Por su parte, Émile Zola fue condenado en un par de ocasiones por difamación e injurias, a partir de lo que escribió en su famoso alegato a favor de Dreyfus. Quien lo acusó fue el ministro de Guerra de Francia. Sin embargo, la legitimidad de su lucha, su credibilidad como periodista y escritor y su autoridad moral como intelectual, evitó que pisara la cárcel. Claro, también influyó su autoexilio. El escritor regresó a Francis en 1899. Murió asfixiado por el humo de la chimenea en su casa de París, el 29 de septiembre de 1902. Para entonces, la noción de intelectual había adquirido un prestigio que quizá no volvería a ostentar en el futuro.

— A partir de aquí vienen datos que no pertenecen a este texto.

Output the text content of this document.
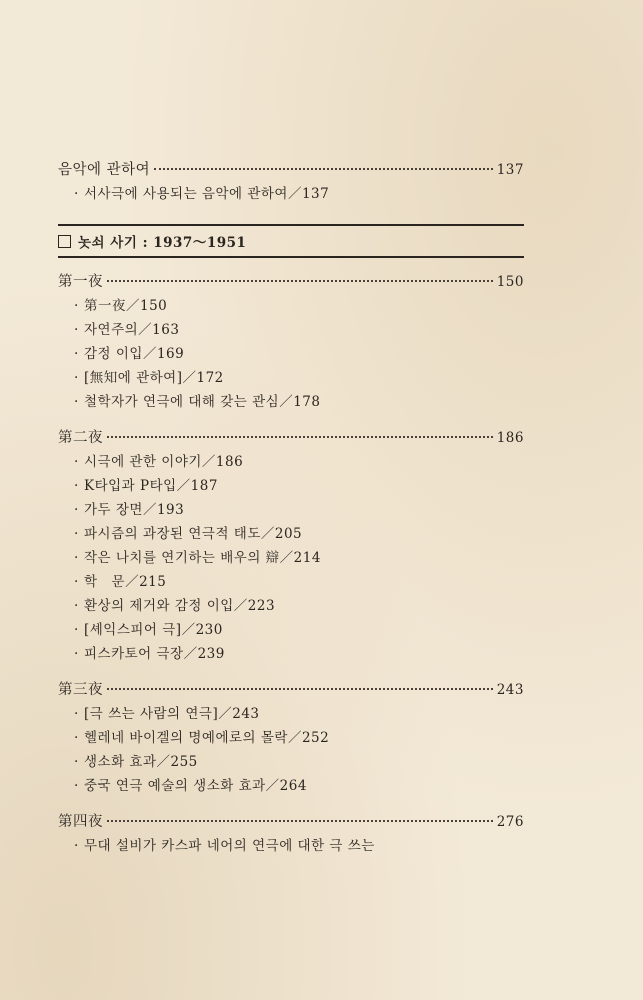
음악에 관하여	137
· 서사극에 사용되는 음악에 관하여／137
놋쇠 사기 : 1937～1951
第一夜	150
· 第一夜／150
· 자연주의／163
· 감정 이입／169
· [無知에 관하여]／172
· 철학자가 연극에 대해 갖는 관심／178
第二夜	186
· 시극에 관한 이야기／186
· K타입과 P타입／187
· 가두 장면／193
· 파시즘의 과장된 연극적 태도／205
· 작은 나치를 연기하는 배우의 辯／214
· 학　문／215
· 환상의 제거와 감정 이입／223
· [셰익스피어 극]／230
· 피스카토어 극장／239
第三夜	243
· [극 쓰는 사람의 연극]／243
· 헬레네 바이겔의 명예에로의 몰락／252
· 생소화 효과／255
· 중국 연극 예술의 생소화 효과／264
第四夜	276
· 무대 설비가 카스파 네어의 연극에 대한 극 쓰는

Más de tres décadas después, en la Italia de Mussolini, un preso político, Antonio Gramsci, abordó el tema con amplitud en su monumental obra Los cuadernos de la cárcel, escritos precisamente desde su celda. Para el filósofo y periodista, los intelectuales son los portadores de la cultura y los que están encargados de interpretar y legitimar el orden social.

Gramsci distingue entre dos tipos de intelectuales: los tradicionales, que son los que se encuentran en la cima de la pirámide social y que apoyan el orden establecido; y los orgánicos, que surgen de todo grupo social y que cumplen la función esencial de brindar a ese grupo homogeneidad conceptual en los campos económico, social y político.

De acuerdo con esta segunda acepción, los intelectuales orgánicos son los que tienen el papel más importante en la lucha política, ya que éstos pueden conectar las aspiraciones de las clases subalternas con las ideas y los valores de la cultura dominante. De esa forma es más eficaz la lucha por la transformación social. Aún más: para Gramsci, todos los seres humanos pueden y deben llegar a ser verdaderos intelectuales, pues aún el trabajo más elemental y tosco exige la participación del pensamiento.

Claramente, el concepto de “intelectual” ha evolucionado a lo largo de la historia. En la actualidad puede definirse como tales a las personas comprometidas con la difusión del conocimiento y con la reflexión crítica. Que lleguen a desempeñar un papel importante en la sociedad, que contribuyan a la formación de la opinión pública y a la transformación social, depende de la ética con la que se conduzcan en sus actividades, lo cual incluye posiciones políticas e ideológicas. Porque si alguien proclama que es independientes de cualquier clase social o ideología, y por tanto se considera a sí mismo como un “intelectual puro”, sepa usted que ese alguien está construyendo un sofisma.

Los “intelectuales puros” no existen. Quien describa a otro u otra en esos términos está incurriendo en una falacia. Es una postura insostenible en la praxis. Sostener que un trabajo intelectual carece de ideología y de subjetividad sólo pretende el ocultamiento, la negativa vergonzante de afinidades y/o antipatías políticas. Y eso revela, precisamente, la postura política e ideológica del sujeto.